DeCock: Tar Heels a contender to win it all

Published: March 5, 2011 

— The ACC has another national-title contender, and it isn’t the defending national champions.

Duke still has a shot, even after the Blue Devils couldn’t keep up with North Carolina on Saturday, but the Tar Heels showed just how far they have come -- from last season, from a lackluster stretch to open this season and from last month’s loss to Duke in Durham.

Throw out a baffling loss to Georgia Tech, and the Tar Heels have spent two months getting better, culminating in an authoritative 81-67 win over Duke. The team that lost in the third-place game in Puerto Rico finished atop the ACC -- and has just as much of a chance to make a long postseason run as Duke.

The Blue Devils will have the higher NCAA seed, based on a more impressive overall resume, but there may not be anyone playing any better than the Tar Heels right now. There certainly is not in the ACC.

“A buddy told me I’ve gotten a lot smarter the last couple weeks,”North Carolina coach Roy Williams said. “I didn’t get any smarter, but my team got better. I said in November this was a team that was going to keep growing and getting better.”

If the Tar Heels’ growth needed underlining, consider a Senior Night ceremony oddly devoid of signature moments to recognize, without a single four-year scholarship senior on the roster and would-be honoree Will Graves playing in Japan.

This very young team has come a very long way, with Harrison Barnes shaking off those early growing pains to become as clutch a player as there is in the ACC, John Henson flourishing in the post and Kendall Marshall taking over, period. Even Tyler Zeller admitted he wasn’t sure, a few months back, that the Tar Heels could come this far, this fast.

“Possible? Yes,” Zeller said. “Chances weren’t very high. It was one of those things where we had the talent, we had the ability, but at that time we weren’t playing nearly as good defense or offense as we are now.”

While Larry Drew II is busy planning to celebrate his 21st birthday Monday with Jamie Foxx, Marshall celebrated the ACC regular-season title Saturday night with the students who stormed the court.

Among his 15 points, 11 assists and two turnovers, he spun past Tyler Thornton for a lay-in, a moment of individual brilliance that secured a spot in all those sepia-toned montages of Great Plays in the History of the Rivalry.

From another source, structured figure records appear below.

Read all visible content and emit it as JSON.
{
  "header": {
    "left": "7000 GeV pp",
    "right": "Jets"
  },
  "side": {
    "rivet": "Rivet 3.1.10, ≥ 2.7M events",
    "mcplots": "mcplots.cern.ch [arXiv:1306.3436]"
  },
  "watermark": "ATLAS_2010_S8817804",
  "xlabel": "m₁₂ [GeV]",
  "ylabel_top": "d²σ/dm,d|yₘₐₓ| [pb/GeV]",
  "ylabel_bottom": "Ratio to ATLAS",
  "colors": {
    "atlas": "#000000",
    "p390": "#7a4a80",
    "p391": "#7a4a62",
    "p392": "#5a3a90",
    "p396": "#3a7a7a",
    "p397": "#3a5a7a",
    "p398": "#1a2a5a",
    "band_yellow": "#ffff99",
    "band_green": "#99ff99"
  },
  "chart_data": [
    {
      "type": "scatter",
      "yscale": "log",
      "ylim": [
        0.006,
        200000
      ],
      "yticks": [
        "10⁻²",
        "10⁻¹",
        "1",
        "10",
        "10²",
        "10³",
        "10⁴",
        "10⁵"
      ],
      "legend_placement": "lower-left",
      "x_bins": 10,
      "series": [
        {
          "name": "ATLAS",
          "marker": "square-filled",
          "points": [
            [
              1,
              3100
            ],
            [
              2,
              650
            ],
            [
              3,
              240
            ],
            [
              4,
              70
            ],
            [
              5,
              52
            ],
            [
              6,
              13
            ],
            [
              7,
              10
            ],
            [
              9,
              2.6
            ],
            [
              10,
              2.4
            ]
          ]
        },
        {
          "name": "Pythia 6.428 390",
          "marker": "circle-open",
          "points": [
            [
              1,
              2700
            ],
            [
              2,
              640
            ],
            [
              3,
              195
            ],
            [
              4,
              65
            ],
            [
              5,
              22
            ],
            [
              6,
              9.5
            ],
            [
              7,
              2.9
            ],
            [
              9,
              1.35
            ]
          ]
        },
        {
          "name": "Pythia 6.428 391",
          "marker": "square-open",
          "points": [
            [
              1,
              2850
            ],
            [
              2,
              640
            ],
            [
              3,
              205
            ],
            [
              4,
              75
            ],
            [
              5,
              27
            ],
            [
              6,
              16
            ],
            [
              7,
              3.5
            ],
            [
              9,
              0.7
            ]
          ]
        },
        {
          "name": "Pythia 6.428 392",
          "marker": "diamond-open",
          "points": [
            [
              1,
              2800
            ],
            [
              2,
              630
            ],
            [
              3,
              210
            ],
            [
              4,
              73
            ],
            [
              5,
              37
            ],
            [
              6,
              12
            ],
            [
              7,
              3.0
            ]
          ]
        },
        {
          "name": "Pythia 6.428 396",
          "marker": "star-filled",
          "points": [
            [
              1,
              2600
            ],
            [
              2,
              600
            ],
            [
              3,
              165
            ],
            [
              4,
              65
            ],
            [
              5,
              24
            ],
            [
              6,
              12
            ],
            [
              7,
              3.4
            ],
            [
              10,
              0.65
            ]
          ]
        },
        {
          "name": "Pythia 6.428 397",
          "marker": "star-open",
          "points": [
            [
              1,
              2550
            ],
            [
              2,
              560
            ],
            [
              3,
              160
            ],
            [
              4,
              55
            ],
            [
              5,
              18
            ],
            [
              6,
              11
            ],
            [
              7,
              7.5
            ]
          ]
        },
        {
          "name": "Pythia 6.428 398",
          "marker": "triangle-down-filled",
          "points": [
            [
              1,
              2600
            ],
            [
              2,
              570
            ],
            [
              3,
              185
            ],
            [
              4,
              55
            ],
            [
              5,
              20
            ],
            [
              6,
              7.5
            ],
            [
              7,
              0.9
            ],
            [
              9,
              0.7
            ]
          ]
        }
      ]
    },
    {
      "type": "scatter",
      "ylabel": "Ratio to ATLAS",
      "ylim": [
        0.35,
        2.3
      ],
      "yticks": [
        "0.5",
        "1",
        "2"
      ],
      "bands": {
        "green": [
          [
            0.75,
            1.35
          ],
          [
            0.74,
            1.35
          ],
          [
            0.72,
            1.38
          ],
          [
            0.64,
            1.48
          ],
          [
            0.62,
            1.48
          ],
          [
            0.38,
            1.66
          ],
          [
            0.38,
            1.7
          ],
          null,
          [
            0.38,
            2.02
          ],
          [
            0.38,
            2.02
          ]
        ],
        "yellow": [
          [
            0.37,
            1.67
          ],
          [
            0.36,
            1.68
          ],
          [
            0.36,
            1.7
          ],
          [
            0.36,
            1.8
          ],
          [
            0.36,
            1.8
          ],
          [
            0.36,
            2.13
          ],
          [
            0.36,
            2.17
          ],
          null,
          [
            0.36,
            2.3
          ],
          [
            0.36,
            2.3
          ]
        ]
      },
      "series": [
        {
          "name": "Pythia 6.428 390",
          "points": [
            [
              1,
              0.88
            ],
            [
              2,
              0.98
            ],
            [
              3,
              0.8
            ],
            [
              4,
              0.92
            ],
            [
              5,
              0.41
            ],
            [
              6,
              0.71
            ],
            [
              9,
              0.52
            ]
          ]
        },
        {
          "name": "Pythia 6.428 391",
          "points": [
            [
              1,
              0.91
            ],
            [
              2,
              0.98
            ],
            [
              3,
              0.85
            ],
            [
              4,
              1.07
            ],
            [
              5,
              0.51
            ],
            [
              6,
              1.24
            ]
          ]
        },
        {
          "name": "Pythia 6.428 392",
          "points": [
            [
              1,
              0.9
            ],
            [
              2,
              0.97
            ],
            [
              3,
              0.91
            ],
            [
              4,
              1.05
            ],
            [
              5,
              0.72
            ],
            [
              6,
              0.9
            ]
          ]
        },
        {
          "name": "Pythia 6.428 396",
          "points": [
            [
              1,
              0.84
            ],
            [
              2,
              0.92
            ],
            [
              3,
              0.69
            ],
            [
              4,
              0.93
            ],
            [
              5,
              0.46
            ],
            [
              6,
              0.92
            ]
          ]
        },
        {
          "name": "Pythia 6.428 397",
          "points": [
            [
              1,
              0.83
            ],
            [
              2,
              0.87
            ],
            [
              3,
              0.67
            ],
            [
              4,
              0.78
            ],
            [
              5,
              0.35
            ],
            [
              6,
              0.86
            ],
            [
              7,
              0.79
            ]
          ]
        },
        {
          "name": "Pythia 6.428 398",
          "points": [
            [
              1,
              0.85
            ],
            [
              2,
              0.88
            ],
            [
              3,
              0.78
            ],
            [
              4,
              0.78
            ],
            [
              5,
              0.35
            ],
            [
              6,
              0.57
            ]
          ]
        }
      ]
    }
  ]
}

“I think they’re really good,” Duke coach Mike Krzyzewski said. “I said that after we beat them in Cameron. I told you, I think they’re as good a team as we’ve played. That hasn’t changed for me.”

Krzyzewski also said the Blue Devils need to play better than they did to beat North Carolina, and Duke left its biggest weaknesses exposed Saturday: A soft middle and limited depth, both personified by Ryan Kelly’s struggles.

These are not necessarily fatal faults. Duke looked similarly vulnerable in a loss to Georgetown last January and the Blue Devils went 18-1 afterward to win the ACC and NCAA tournaments. They still have the ACC’s best player in Nolan Smith, and if the Tar Heels are ahead, it’s not by much.

But as the regular season wound to a close Saturday, the Tar Heels demonstrated they had not only closed the gap on Duke but the rest of the country as well -- and without a dominant team out there, they have the same chance to win it all as the Blue Devils, this year or last.